Solving in JS. Reverse a Linked List

Level — Easy

Given the following question.

Reverse a singly linked list.
Example:
Input: 1->2->3->4->5->NULL
Output: 5->4->3->2->1->NULL

A linked list is made up of nodes, an object that has a value and a pointer. There are three types singly, doubly, and circular.

Singly linked list is only one way, can not go backward. It contains 2 key-value, value(val) and next.

Doubly linked list is two way, can go forward and backward. It contains 3 key-value, value(val), next, and previous(prev).

Normally, linked list are linear, the head being the first node and the tail being the last node, having the last pointer point to null.

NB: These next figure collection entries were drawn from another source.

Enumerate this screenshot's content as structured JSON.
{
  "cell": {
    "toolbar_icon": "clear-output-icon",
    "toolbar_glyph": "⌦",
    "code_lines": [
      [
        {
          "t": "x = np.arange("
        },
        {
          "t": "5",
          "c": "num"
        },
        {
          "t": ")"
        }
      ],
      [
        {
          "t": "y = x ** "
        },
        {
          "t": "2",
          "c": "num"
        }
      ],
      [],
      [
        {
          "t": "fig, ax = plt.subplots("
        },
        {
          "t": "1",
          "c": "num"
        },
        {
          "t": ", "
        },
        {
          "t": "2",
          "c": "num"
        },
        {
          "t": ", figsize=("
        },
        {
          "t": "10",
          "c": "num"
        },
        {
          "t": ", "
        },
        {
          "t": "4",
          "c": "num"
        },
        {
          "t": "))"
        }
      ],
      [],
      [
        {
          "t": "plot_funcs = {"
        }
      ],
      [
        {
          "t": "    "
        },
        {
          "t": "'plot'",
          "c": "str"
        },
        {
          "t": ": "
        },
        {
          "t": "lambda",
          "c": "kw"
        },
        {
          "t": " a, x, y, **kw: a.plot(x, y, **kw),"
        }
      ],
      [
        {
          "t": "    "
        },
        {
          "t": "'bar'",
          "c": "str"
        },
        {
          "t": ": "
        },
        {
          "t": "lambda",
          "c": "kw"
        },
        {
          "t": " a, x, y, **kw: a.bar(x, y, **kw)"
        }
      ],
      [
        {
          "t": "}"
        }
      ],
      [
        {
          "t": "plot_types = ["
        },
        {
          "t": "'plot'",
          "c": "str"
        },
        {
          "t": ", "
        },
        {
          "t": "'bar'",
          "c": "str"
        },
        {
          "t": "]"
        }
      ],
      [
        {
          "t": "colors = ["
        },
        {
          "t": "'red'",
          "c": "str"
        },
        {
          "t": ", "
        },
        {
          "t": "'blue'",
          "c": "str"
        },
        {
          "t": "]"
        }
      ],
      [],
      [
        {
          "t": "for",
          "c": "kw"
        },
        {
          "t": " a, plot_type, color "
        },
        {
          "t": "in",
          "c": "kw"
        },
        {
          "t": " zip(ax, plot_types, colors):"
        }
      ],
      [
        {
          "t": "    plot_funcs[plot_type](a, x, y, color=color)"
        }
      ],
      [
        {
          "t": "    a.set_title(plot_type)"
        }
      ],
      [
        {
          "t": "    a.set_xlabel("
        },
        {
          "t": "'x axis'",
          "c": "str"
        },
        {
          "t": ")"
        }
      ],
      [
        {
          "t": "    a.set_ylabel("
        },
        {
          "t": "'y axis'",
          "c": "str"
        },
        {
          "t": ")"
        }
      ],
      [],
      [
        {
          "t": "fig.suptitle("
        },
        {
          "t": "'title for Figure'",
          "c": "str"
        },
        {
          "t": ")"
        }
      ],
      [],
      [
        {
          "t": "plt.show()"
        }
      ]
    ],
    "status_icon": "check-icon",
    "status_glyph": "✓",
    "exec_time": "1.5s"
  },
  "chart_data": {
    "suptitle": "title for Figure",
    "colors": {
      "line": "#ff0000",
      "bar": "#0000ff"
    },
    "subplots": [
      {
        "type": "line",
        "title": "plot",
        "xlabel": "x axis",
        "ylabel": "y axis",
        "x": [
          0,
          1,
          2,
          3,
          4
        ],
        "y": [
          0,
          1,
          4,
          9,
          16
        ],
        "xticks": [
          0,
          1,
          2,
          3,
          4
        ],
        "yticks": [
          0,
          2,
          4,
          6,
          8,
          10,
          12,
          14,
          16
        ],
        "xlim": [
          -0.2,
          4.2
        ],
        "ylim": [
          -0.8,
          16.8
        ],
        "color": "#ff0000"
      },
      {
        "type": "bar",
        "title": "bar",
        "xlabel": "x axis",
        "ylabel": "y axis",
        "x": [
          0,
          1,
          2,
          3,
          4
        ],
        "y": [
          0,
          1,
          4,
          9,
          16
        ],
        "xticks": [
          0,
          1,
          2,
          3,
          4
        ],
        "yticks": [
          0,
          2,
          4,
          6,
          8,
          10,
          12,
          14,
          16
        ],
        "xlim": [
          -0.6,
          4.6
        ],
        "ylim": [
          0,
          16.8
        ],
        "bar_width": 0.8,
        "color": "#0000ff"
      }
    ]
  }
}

Circular linked list have no end or no tail node. The so call last/tail node point to a Nth node instead of null.

Let create a new Node. Each node are not connected.
let one = new Node(1)
let two = new Node(2)
let three = new Node(3)
let four = new Node(4)
1  2  3  4 
The node are connect to another using the next property.
one.next = two
two.next = three
three.next = four
1->2->3->4->null
Version1 
Node {
  val: 1,
  next: Node { val: 2, next: Node { val: 3, next: Node { val: 4, next: null} } }
}

Version2
Node {
  val: 1,
  next: Node { 
           val: 2, 
           next: Node { 
                     val: 3, 
                     next: Node{ 
                               val: 4, 
                               next: null
                               }
                      }
              }
      }

To reverse a linked list, we need the .next to point to the previous node.

H        T
1->2->3->4->null
      T        H
null<-1<-2<-3<-4

function reverse(head) {
   let previousNode = null
   while(head !== null){
      let nextNode = head.next
      head.next = previousNode
      previousNode = head
      head = nextNode
   }
   return previousNode
}

1. We need to first need to create a previous node and set it to null.
2. We are currently at the head, node 1.
3. While the head in not null, we can do something with it.
4. We first need to create a temporary variable call nextNode. Using head.next, we assign nextNode = node 2.
5. We now need to change the pointer direction, rather having the pointer point to node 2, we want pointer to point to the previousNode which is null.
6. After changing the direction of .next from we can update the previousNode and the head to move onto the next iteration. Assign previousNode = node 1 and head = node 2.
7. Remember order matter on how you call your variables.

previousNode = head       previousNode = node 1
head = nextNode           head = node 2
head = nextNode           head = node 2
previousNode = head       previousNode = node 2

8. Lastly return previousNode. If the linked list that is given is not valid it will return null, else it will return the reverse linked list.